Students with Stitches for Peace sell their creations in Buntrock Commons.

The simple mission of the student knit-to-serve group Stitches for Peace hasn't changed a bit in the past year, but its membership sure has.

Last year the organization had roughly half a dozen members. This year the group’s email list is 93 students strong, and so many participants show up at weekly meetings that co-leaders Rachel Butler '12 and Josalan Sullivan '12 have scrambled to keep enough supplies on hand.

"We had about 25 people at our first meeting, and people keep coming back and bringing their friends," Butler says.

Stitches for Peace students meet each Monday at 7 p.m. in the Mellby Lounge to knit and crochet a variety of projects ranging from scarves to sweaters. They then sell their projects and donate the proceeds to organizations that benefit the global community, such as the Heifer Project. This year students will also donate some of their projects to nonprofit organizations within Northfield and the Twin Cities area.

Although Stitches for Peace has been on campus for six years, this is the first year the group has blossomed into a truly campuswide knitting community. Butler thinks that’s because the organization has created a warm community that welcomes people of all knitting abilities — or even no ability at all — and makes it fun to give back.

"Stitches for Peace is not your grandmother's knitting club. It's a place where strangers can gather with a common goal and leave as friends," she says. "It's a community with a purpose: to make the world a better place one stitch at a time. We are all connected by the thread of humanity, and by knitting for others we can touch lives halfway across the globe and in our own community."

Butler says she's happy to teach anyone who shows up how to knit, noting that one student who began learning at the first meeting this year is already completing a baby blanket. "Once you get the hang of it, it’s like magic how quickly the fabric is created," she says.

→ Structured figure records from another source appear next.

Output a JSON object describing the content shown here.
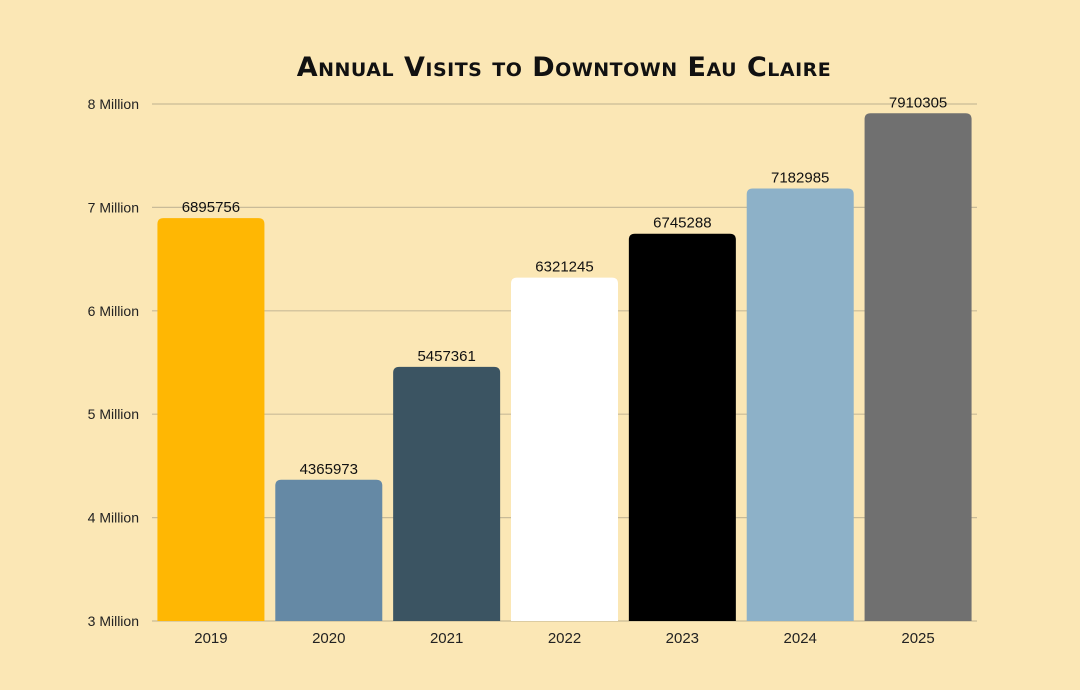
{
  "chart_data": {
    "type": "bar",
    "title": "Annual Visits to Downtown Eau Claire",
    "xlabel": "",
    "ylabel": "",
    "categories": [
      "2019",
      "2020",
      "2021",
      "2022",
      "2023",
      "2024",
      "2025"
    ],
    "values": [
      6895756,
      4365973,
      5457361,
      6321245,
      6745288,
      7182985,
      7910305
    ],
    "data_labels": [
      "6895756",
      "4365973",
      "5457361",
      "6321245",
      "6745288",
      "7182985",
      "7910305"
    ],
    "bar_colors": [
      "#ffb703",
      "#6589a5",
      "#3b5462",
      "#ffffff",
      "#000000",
      "#8db1c8",
      "#707070"
    ],
    "ylim": [
      3000000,
      8000000
    ],
    "yticks": [
      3000000,
      4000000,
      5000000,
      6000000,
      7000000,
      8000000
    ],
    "ytick_labels": [
      "3 Million",
      "4 Million",
      "5 Million",
      "6 Million",
      "7 Million",
      "8 Million"
    ],
    "grid": true,
    "legend": "none",
    "colors": {
      "background": "#fbe7b5",
      "grid": "#c9bb98",
      "text": "#222222"
    }
  }
}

Anna Sewall '14 says she enjoys being part of the organization because she is able to accomplish several goals in the same evening. "I love meeting new people who share a passion for knitting. It feels good to relax after a busy day and know that you're helping someone in need at the same time," she says.

Another thing that draws people to Stitches for Peace is the fact that organizers provide knitting needles, crochet hooks, and yarn. Butler says supplying the materials is key to attracting people of all skill levels, but it also means that she’s always looking for donations of supplies from alumni, parents, faculty, and staff.

"The more supplies we have, the more items we can make and the more we can donate to humanitarian organizations," she says.